La casa Cuna, en el tiempo presente, es una residencia para madres gestantes, y con niños menores de tres años, que está abierta a toda mujer que haya recibido malos tratos físicos o psicológicos y que muestre carecer de recursos económicos o de apoyo familiar. Defensoras de la vida, y por encima de todo de la vida del no-nacido, las monjas hacen posible que las madres vivan con dignidad y serenidad pueda seguir el curso de su embarazo, al tiempo que procuran dar a las madres formación y orientación que les permita rehacer la normalidad de sus vidas.

El Museo de Historia de Valencia

Nuestro distrito tiene la suerte de poder contar con uno de los museos más interesantes de Valencia en uno de los recintos más originales de la ciudad. Nos referimos al Museo de Historia de Valencia, ubicado en la sala de columnas de lo que fue un gran depósito de agua potable de la ciudad.

El Museu d'Història de València fue planteado con una original vocación de presentar la historia de la ciudad a base de los más modernos informáticos y visuales y lo consigue plenamente, gracias a su Túnel del Tiempo, capaz de transportar al espectador a los lugares de la ciudad y momentos del pasado que quiera elegir. El objetivo del Museo es difundir los veintidós siglos de historia de la ciudad de Valencia, y hacerlo de una manera amena y rigurosa. Tratando de abordar todas las etapas por igual y huyendo en lo posible de las grandes fechas y de los grandes personajes para ir a centrarse en los procesos, en las causas y en las consecuencias. En última instancia el museo no pretende enseñar historia, sino enseñar a comprender la historia.

Entre 2000 y 2003 el museo se hizo realidad, tras la detallada restauración de la sala de columnas de lo que había sido un depósito municipal de agua potable. La gran sala, que en su día albergó millones de litros de agua, fue construida siguiendo el proyecto de Ildefonso Cerdá, el urbanista autor del Ensanche de Barcelona. Él diseñó un bosque macizo de ladrillo que se despliega ahora, sin agua, a la vista de los espectadores. La superficie de la sala es de 2.600 metros cuadrados.

El Mercado en obras

El Mercado de Castilla nació en los años setenta, cuando se planteó el crecimiento de todo un barrio, que debía integrar, además de viviendas para funcionarios municipales, la sede central de la Biblioteca y Hemeroteca del Ayuntamiento, un cuartel de bomberos y el Mercado de Castilla.

Casi cuarenta años después, el mercado, que ha dado un gran servicio al vecindario, se encuentra ahora en rehabilitación, en su mitad, con la esperanza de poder volver a dar servicio en breve plazo.

El Metro

Desde Ángel Guimera y la plaza de España, las líneas 3 y 5 ponen a los vecinos de nuestros barrios en contacto con toda Valencia.
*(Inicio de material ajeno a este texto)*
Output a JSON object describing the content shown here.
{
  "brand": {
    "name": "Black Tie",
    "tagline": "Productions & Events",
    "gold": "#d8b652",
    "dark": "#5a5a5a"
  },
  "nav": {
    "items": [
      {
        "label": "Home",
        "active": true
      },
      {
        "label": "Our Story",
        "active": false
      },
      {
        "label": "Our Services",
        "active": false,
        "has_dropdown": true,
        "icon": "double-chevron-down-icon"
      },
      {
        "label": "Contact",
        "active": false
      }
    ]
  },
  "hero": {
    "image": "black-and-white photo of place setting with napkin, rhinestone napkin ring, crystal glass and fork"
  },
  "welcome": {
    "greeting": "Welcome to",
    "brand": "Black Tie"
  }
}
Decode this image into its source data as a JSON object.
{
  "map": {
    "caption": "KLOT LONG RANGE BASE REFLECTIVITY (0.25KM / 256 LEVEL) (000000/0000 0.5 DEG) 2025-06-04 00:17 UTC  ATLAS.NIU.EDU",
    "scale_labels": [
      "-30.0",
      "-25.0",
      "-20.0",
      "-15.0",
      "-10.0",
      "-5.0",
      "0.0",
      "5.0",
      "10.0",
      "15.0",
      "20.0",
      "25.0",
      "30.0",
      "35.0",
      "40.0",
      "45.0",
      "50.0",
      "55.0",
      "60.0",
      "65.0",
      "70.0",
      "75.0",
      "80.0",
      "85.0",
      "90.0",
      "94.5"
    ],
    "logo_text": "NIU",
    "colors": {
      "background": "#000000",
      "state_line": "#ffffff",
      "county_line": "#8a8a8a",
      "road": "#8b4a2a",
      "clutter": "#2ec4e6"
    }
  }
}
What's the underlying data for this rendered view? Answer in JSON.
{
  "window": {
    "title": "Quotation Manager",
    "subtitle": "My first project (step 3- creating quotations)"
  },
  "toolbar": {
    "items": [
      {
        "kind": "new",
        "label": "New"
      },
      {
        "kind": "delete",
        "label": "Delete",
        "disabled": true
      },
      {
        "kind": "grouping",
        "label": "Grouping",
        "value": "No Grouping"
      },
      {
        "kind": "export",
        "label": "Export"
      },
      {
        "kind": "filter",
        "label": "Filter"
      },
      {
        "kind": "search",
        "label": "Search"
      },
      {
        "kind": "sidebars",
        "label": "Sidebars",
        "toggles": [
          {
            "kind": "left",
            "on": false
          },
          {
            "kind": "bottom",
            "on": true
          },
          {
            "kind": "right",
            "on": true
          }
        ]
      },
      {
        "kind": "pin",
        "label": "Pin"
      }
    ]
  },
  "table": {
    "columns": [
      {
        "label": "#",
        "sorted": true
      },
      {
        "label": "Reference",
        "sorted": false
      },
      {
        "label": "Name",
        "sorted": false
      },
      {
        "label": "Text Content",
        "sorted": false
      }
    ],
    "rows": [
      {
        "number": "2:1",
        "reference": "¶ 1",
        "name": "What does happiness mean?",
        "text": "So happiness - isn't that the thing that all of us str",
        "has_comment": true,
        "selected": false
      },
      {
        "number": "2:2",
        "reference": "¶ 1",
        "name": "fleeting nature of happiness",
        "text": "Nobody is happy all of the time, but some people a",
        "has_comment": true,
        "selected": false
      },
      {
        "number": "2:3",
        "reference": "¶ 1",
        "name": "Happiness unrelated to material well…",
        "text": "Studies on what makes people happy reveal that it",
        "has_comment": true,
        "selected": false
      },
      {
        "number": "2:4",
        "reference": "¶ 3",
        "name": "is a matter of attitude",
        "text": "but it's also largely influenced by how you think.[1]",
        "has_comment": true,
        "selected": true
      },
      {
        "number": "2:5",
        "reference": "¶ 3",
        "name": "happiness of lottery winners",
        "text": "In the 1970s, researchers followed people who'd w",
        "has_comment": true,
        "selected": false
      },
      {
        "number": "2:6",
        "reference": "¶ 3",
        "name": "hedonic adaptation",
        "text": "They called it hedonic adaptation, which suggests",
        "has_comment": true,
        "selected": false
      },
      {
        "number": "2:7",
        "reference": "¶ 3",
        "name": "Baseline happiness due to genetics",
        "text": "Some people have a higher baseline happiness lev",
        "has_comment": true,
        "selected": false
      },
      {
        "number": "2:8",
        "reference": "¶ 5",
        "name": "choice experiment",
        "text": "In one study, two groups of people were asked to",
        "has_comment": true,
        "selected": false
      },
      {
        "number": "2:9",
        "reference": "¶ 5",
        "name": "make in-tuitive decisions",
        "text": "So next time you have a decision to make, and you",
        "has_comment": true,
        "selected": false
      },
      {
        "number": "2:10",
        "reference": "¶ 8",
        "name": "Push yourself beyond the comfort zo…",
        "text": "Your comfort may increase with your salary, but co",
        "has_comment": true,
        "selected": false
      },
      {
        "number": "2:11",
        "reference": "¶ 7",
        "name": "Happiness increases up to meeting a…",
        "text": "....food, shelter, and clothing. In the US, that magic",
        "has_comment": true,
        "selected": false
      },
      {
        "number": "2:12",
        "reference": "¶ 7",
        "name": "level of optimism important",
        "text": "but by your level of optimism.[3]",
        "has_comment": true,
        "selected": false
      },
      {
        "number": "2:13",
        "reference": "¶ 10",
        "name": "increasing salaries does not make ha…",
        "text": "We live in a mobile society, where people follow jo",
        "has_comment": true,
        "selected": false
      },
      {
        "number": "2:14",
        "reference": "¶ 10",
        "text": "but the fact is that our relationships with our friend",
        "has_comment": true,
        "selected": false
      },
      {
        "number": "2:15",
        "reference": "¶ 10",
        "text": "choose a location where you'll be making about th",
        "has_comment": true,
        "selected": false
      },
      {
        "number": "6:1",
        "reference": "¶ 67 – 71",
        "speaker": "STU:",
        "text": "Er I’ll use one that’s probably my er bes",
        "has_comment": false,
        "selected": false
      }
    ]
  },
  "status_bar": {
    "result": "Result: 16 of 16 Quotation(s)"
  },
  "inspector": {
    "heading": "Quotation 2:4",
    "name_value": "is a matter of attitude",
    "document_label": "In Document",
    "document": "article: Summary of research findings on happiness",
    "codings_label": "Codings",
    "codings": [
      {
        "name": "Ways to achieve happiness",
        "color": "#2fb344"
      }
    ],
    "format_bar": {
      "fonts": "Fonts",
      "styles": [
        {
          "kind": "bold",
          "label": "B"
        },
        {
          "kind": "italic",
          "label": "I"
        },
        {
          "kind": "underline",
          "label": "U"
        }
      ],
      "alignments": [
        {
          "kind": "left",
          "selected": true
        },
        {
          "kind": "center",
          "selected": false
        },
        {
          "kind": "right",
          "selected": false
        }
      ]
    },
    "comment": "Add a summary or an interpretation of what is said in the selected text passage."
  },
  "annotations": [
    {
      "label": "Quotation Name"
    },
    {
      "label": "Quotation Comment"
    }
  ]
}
Vienen del aeropuerto, de Manises y Quart de Poblet, de Mislata. Tienen parada en ese punto estratégico que va a ser el centro administrativo 9 de octubre.

Y por la avenida del Cid y la calle de Lorca se adentran en el corazón de la ciudad para ir una de ellas hasta el puerto y la otra, hacia el norte, a Rafelbuñol atravesando las dos universidades. Es un servicio de calidad, que da vida a nuestros barrios. Es un servicio que, en los últimos veinte años, ha contribuido a hacer realidad la calidad de vida en nuestro distrito.